猫が母になつきません 第365話「かたづける」
引越しに向けて大片付け中です。片付けるといってもほとんどは「捨てる」作業です。亡くなった父が50年以上前に建てた一軒家。母はもともと捨てない人で、片付けられない人(この二つの要素は大抵セットらしい)。私が東京から帰ってきたときには家中のすべてのタンス、引き出し、押入れ、天袋まで物がぱんぱんに詰まっていました。私の部屋だったところは弟が学生時代一人暮らししていたときのものや結婚して子供が小さかった頃のものでいっぱいでした。こういうの実家あるあるなのでは。いらないもの実家に置いてく。しかたなく仏間で暮らし始め、今も仏間です。それでもこの11年の間に少しづつ片付けて、母の抵抗にあいながらもいろいろ捨ててはいたのです。しかし売却のために家をからっぽにしないといけないとなると話は別。びっくりするくらい大変です。すべてのものを出し、分別し、運び、ゴミに出す。

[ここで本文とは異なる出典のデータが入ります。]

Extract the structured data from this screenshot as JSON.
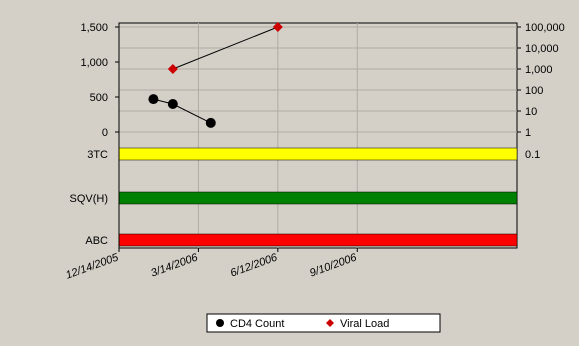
{
  "chart_data": {
    "type": "line",
    "title": "",
    "x_axis": {
      "type": "date",
      "min": "2005-12-14",
      "max": "2007-03-10",
      "tick_values": [
        "2005-12-14",
        "2006-03-14",
        "2006-06-12",
        "2006-09-10"
      ],
      "tick_labels": [
        "12/14/2005",
        "3/14/2006",
        "6/12/2006",
        "9/10/2006"
      ]
    },
    "left_axis": {
      "min": 0,
      "max": 1500,
      "ticks": [
        1500,
        1000,
        500,
        0
      ],
      "tick_labels": [
        "1,500",
        "1,000",
        "500",
        "0"
      ]
    },
    "right_axis": {
      "scale": "log",
      "min": 1,
      "max": 100000,
      "ticks": [
        100000,
        10000,
        1000,
        100,
        10,
        1
      ],
      "tick_labels": [
        "100,000",
        "10,000",
        "1,000",
        "100",
        "10",
        "1"
      ],
      "extra_label": "0.1"
    },
    "series": [
      {
        "name": "CD4 Count",
        "axis": "left",
        "color": "#000000",
        "marker": "circle",
        "points": [
          {
            "x": "2006-01-22",
            "y": 470
          },
          {
            "x": "2006-02-13",
            "y": 400
          },
          {
            "x": "2006-03-28",
            "y": 130
          }
        ]
      },
      {
        "name": "Viral Load",
        "axis": "right",
        "color": "#cc0000",
        "marker": "diamond",
        "points": [
          {
            "x": "2006-02-13",
            "y": 1000
          },
          {
            "x": "2006-06-12",
            "y": 100000
          }
        ]
      }
    ],
    "drug_bands": [
      {
        "label": "3TC",
        "color": "#ffff00"
      },
      {
        "label": "SQV(H)",
        "color": "#008000"
      },
      {
        "label": "ABC",
        "color": "#ff0000"
      }
    ],
    "grid": true,
    "legend_position": "bottom-center"
  }
}
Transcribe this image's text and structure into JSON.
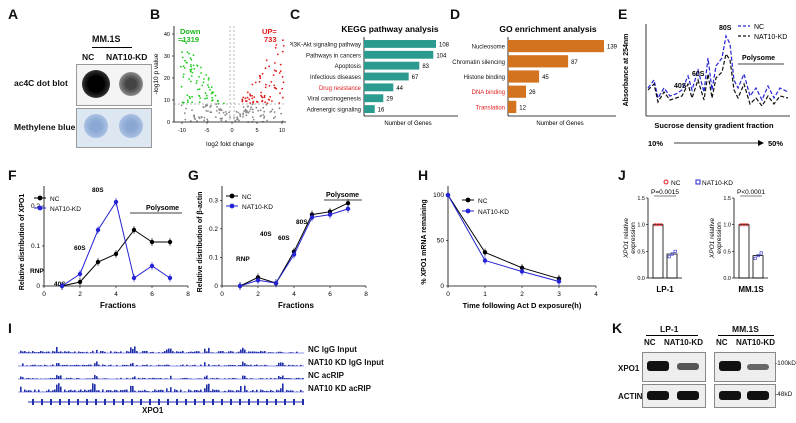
{
  "panel_labels": [
    "A",
    "B",
    "C",
    "D",
    "E",
    "F",
    "G",
    "H",
    "I",
    "J",
    "K"
  ],
  "panel_a": {
    "group": "MM.1S",
    "cols": [
      "NC",
      "NAT10-KD"
    ],
    "rows": [
      "ac4C dot blot",
      "Methylene blue"
    ]
  },
  "panel_b": {
    "chart_data": {
      "type": "scatter",
      "title": "Volcano plot",
      "xlabel": "log2 fold change",
      "ylabel": "-log10 p value",
      "x_ticks": [
        -10,
        -5,
        0,
        5,
        10
      ],
      "y_ticks": [
        0,
        10,
        20,
        30,
        40
      ],
      "down_label": "Down",
      "down_count": "=1319",
      "up_label": "UP=",
      "up_count": "733"
    },
    "xlabel_html": "log2 fold change",
    "ylabel_html": "-log10 p value"
  },
  "panel_c": {
    "chart_data": {
      "type": "bar",
      "title": "KEGG pathway analysis",
      "xlabel": "Number of Genes",
      "categories": [
        "PI3K-Akt signaling pathway",
        "Pathways in cancers",
        "Apoptosis",
        "Infectious diseases",
        "Drug resistance",
        "Viral carcinogenesis",
        "Adrenergic signaling"
      ],
      "values": [
        108,
        104,
        83,
        67,
        44,
        29,
        16
      ],
      "highlight": [
        "Drug resistance"
      ],
      "color": "#2b9b8f"
    }
  },
  "panel_d": {
    "chart_data": {
      "type": "bar",
      "title": "GO enrichment analysis",
      "xlabel": "Number of Genes",
      "categories": [
        "Nucleosome",
        "Chromatin silencing",
        "Histone binding",
        "DNA binding",
        "Translation"
      ],
      "values": [
        139,
        87,
        45,
        26,
        12
      ],
      "highlight": [
        "DNA binding",
        "Translation"
      ],
      "color": "#d4731f"
    }
  },
  "panel_e": {
    "chart_data": {
      "type": "line",
      "ylabel": "Absorbance at 254nm",
      "xlabel": "Sucrose density gradient fraction",
      "legend": [
        "NC",
        "NAT10-KD"
      ],
      "annotations": [
        "80S",
        "60S",
        "40S",
        "Polysome"
      ],
      "x_start": "10%",
      "x_end": "50%"
    }
  },
  "panel_f": {
    "chart_data": {
      "type": "line",
      "ylabel": "Relative distribution of XPO1",
      "xlabel": "Fractions",
      "x_ticks": [
        0,
        2,
        4,
        6,
        8
      ],
      "y_ticks": [
        "0",
        "0.1",
        "0.2"
      ],
      "ylim": [
        0,
        0.25
      ],
      "xlim": [
        0,
        8
      ],
      "legend": [
        "NC",
        "NAT10-KD"
      ],
      "annotations": [
        "RNP",
        "40S",
        "60S",
        "80S",
        "Polysome"
      ],
      "series": [
        {
          "name": "NC",
          "x": [
            1,
            2,
            3,
            4,
            5,
            6,
            7
          ],
          "y": [
            0,
            0.01,
            0.06,
            0.08,
            0.14,
            0.11,
            0.11
          ]
        },
        {
          "name": "NAT10-KD",
          "x": [
            1,
            2,
            3,
            4,
            5,
            6,
            7
          ],
          "y": [
            0,
            0.03,
            0.14,
            0.21,
            0.02,
            0.05,
            0.02
          ]
        }
      ]
    }
  },
  "panel_g": {
    "chart_data": {
      "type": "line",
      "ylabel": "Relative distribution of β-actin",
      "xlabel": "Fractions",
      "x_ticks": [
        0,
        2,
        4,
        6,
        8
      ],
      "y_ticks": [
        "0",
        "0.1",
        "0.2",
        "0.3"
      ],
      "ylim": [
        0,
        0.35
      ],
      "xlim": [
        0,
        8
      ],
      "legend": [
        "NC",
        "NAT10-KD"
      ],
      "annotations": [
        "RNP",
        "40S",
        "60S",
        "80S",
        "Polysome"
      ],
      "series": [
        {
          "name": "NC",
          "x": [
            1,
            2,
            3,
            4,
            5,
            6,
            7
          ],
          "y": [
            0,
            0.03,
            0.01,
            0.12,
            0.25,
            0.26,
            0.29
          ]
        },
        {
          "name": "NAT10-KD",
          "x": [
            1,
            2,
            3,
            4,
            5,
            6,
            7
          ],
          "y": [
            0,
            0.02,
            0.01,
            0.11,
            0.24,
            0.25,
            0.27
          ]
        }
      ]
    }
  },
  "panel_h": {
    "chart_data": {
      "type": "line",
      "ylabel": "% XPO1 mRNA remaining",
      "xlabel": "Time following Act D exposure(h)",
      "x_ticks": [
        0,
        1,
        2,
        3,
        4
      ],
      "y_ticks": [
        "0",
        "50",
        "100"
      ],
      "ylim": [
        0,
        110
      ],
      "xlim": [
        0,
        4
      ],
      "legend": [
        "NC",
        "NAT10-KD"
      ],
      "series": [
        {
          "name": "NC",
          "x": [
            0,
            1,
            2,
            3
          ],
          "y": [
            100,
            37,
            20,
            8
          ]
        },
        {
          "name": "NAT10-KD",
          "x": [
            0,
            1,
            2,
            3
          ],
          "y": [
            100,
            28,
            16,
            5
          ]
        }
      ]
    }
  },
  "panel_i": {
    "tracks": [
      "NC IgG Input",
      "NAT10 KD  IgG Input",
      "NC acRIP",
      "NAT10 KD acRIP"
    ],
    "gene": "XPO1"
  },
  "panel_j": {
    "legend": [
      "NC",
      "NAT10-KD"
    ],
    "ylabel_gene": "XPO1",
    "ylabel_rest": "relative expression",
    "charts": [
      {
        "title": "LP-1",
        "p": "P=0.0015",
        "y_ticks": [
          "0.0",
          "0.5",
          "1.0",
          "1.5"
        ],
        "values": [
          1.0,
          0.45
        ]
      },
      {
        "title": "MM.1S",
        "p": "P<0.0001",
        "y_ticks": [
          "0.0",
          "0.5",
          "1.0",
          "1.5"
        ],
        "values": [
          1.0,
          0.42
        ]
      }
    ]
  },
  "panel_k": {
    "groups": [
      "LP-1",
      "MM.1S"
    ],
    "cols": [
      "NC",
      "NAT10-KD"
    ],
    "rows": [
      "XPO1",
      "ACTIN"
    ],
    "markers": [
      "-100kD",
      "-48kD"
    ]
  }
}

業者に頼むという手もありますが、頼むときは「もうこれ全部捨ててください」というくらいの状態になっていないと無理な気がします。とりあえずそこまでもっていこうと、毎日ひとりもくもくと片付けています。ああ、猫の手も借りたい…そういえばうちには猫がいたはず。でもかしこい猫はこんなときどこかに隠れて呼んでも出てこない。たくさんのモノに翻弄され疲れ果てている人間を横目にのんびり昼寝をしているのです。
作者プロフィール
nurarin(ぬらりん)/東京でデザイナーとして働いたのち、母とくらすため地元に帰る。典型的な介護離職。モノが堆積していた家を片付けたら居心地がよくなったせいかノラが縁の下で子どもを産んで置いていってしまい、猫二匹(わび♀、さび♀)も家族に。